How else can you explain that a proposal intended to focus attention on Indigenous history and culture has the media, both social and news, putting the spotlight instead on whether a predominantly white community is OK with this idea?

As an immigrant person of colour with Indigenous ancestors from another continent, who is relatively new to Prince George, l must tell you that what has transpired is both bizarre and comically, yet tragically, absurd.

It is an indisputable fact that we live on the territory of the Lheidli T'enneh, a people that, according to archeological evidence, have for thousands of years called this place home. For contrast, let's recall that Canada didn't become a nation-state until 1867 and that Prince George didn't become an official city until 1915.

And despite what many readers may think or want to believe, the forces of European colonization, which, let's be frank, includes Canada, have never fully conquered Indigenous nations. The Spanish, French, British, etc. and their respective descendants may have succeeded in suppressing such peoples and temporarily establishing hegemony over them, but at no point have Indigenous nations agreed to surrender their natural rights to land or self-determination.

And just as importantly, they never will.

While the flags, languages, and customs of dominant settler societies have fluctuated over the centuries, the enduring resilience of Indigenous peoples has remained constant. This is what history teaches us and there's no reason to believe that will ever change. To expect otherwise requires self-delusion and leads to hubris.

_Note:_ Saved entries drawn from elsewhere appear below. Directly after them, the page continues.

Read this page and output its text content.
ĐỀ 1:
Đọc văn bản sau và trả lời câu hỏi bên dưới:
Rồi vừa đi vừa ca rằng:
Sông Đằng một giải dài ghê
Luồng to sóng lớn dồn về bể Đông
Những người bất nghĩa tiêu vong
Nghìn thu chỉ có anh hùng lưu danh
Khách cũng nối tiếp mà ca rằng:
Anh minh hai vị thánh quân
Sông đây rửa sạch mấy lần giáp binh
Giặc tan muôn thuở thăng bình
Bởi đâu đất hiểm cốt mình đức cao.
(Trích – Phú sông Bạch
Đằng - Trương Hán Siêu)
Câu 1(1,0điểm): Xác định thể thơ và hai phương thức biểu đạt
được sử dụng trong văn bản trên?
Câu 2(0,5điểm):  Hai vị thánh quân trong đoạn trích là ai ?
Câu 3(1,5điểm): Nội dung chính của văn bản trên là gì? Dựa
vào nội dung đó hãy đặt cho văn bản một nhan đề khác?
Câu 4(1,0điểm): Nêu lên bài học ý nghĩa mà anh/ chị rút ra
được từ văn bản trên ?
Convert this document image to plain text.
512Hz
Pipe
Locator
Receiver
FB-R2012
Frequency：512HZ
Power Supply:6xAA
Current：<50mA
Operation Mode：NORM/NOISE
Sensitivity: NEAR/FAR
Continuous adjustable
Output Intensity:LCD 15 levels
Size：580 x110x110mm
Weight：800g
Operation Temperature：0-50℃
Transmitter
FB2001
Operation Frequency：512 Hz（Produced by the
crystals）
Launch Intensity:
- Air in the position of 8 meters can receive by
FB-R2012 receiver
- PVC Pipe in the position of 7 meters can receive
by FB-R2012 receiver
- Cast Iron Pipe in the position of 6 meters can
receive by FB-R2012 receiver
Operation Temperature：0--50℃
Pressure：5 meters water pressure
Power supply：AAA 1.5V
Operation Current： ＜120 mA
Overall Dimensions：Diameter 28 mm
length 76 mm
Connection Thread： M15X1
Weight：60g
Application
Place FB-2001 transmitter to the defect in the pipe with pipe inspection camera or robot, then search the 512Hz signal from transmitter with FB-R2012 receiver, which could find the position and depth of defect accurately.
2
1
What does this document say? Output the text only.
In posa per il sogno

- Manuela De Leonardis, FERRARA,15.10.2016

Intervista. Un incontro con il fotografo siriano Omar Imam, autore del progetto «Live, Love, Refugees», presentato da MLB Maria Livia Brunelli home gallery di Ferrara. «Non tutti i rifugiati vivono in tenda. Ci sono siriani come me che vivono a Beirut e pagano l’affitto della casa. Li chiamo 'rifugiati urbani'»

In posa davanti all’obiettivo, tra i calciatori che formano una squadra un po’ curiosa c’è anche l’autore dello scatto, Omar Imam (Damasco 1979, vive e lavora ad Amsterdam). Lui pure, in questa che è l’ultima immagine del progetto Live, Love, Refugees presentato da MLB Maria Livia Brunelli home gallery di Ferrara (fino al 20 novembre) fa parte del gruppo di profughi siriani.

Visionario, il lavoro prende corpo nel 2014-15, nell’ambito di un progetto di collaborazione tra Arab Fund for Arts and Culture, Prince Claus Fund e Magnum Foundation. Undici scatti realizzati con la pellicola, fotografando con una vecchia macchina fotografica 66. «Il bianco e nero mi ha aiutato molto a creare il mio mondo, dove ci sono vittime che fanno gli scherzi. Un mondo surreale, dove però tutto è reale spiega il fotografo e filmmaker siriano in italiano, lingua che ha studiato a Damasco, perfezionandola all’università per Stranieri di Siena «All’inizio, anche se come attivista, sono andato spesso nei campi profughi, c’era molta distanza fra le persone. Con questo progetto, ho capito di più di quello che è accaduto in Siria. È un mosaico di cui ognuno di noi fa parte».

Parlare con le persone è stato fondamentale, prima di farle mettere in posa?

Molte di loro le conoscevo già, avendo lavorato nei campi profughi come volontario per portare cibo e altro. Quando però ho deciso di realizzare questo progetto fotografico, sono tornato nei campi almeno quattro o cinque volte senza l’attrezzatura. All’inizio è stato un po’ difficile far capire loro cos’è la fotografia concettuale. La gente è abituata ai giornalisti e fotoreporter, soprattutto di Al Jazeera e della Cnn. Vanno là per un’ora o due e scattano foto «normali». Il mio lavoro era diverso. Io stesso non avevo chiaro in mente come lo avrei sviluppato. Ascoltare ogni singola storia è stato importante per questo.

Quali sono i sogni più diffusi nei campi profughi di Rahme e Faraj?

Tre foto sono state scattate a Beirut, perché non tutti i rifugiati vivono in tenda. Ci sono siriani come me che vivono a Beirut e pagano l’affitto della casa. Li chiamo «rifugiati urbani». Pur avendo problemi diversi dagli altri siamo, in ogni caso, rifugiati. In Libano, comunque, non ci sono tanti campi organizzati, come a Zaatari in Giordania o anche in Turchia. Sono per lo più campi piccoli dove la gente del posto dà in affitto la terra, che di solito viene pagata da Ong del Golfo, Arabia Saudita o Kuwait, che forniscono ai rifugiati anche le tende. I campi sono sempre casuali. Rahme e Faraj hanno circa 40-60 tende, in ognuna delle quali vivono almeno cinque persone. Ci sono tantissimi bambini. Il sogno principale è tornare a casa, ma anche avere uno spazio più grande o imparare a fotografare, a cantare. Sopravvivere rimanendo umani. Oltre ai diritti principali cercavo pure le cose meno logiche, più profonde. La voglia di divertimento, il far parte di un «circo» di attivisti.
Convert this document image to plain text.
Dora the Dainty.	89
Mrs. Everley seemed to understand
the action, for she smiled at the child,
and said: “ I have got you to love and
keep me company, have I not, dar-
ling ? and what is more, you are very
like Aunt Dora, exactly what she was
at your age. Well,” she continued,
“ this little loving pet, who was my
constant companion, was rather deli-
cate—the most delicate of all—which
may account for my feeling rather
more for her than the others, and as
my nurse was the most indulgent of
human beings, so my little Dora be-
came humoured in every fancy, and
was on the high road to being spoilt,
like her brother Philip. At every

Most of us readers, myself included, are settlers, which is not a disparaging term despite what many would like you to believe. It just means colonization made it possible for us to be here. After all, it is only because of guns, germs, and steel that I, an immigrant of South American origin with Spanish-speaking ancestors, many who originally came from Italy, am today writing this article in English, a West Germanic language that was imported into Britain starting around the fifth century, for a newspaper based in the northwestern part of North America.

Nothing about that last sentence intuitively makes sense when you think about it, but subconsciously most of us accept this as the natural state of things. Why? We're so immersed in colonial thinking that we're oblivious to how silly it sounds to an outsider hearing some white people complain about the idea of giving a high school an Indigenous name even though it's located on Indigenous land. Imagine the mental acrobatics it takes to achieve such a pitiful lack of self-awareness.

Any discussion by someone who is non-Indigenous about matters that relate to Indigenous peoples is from the outset deficient if it fails to consider this context. And sadly, that precisely is what has been missing from much of this debate.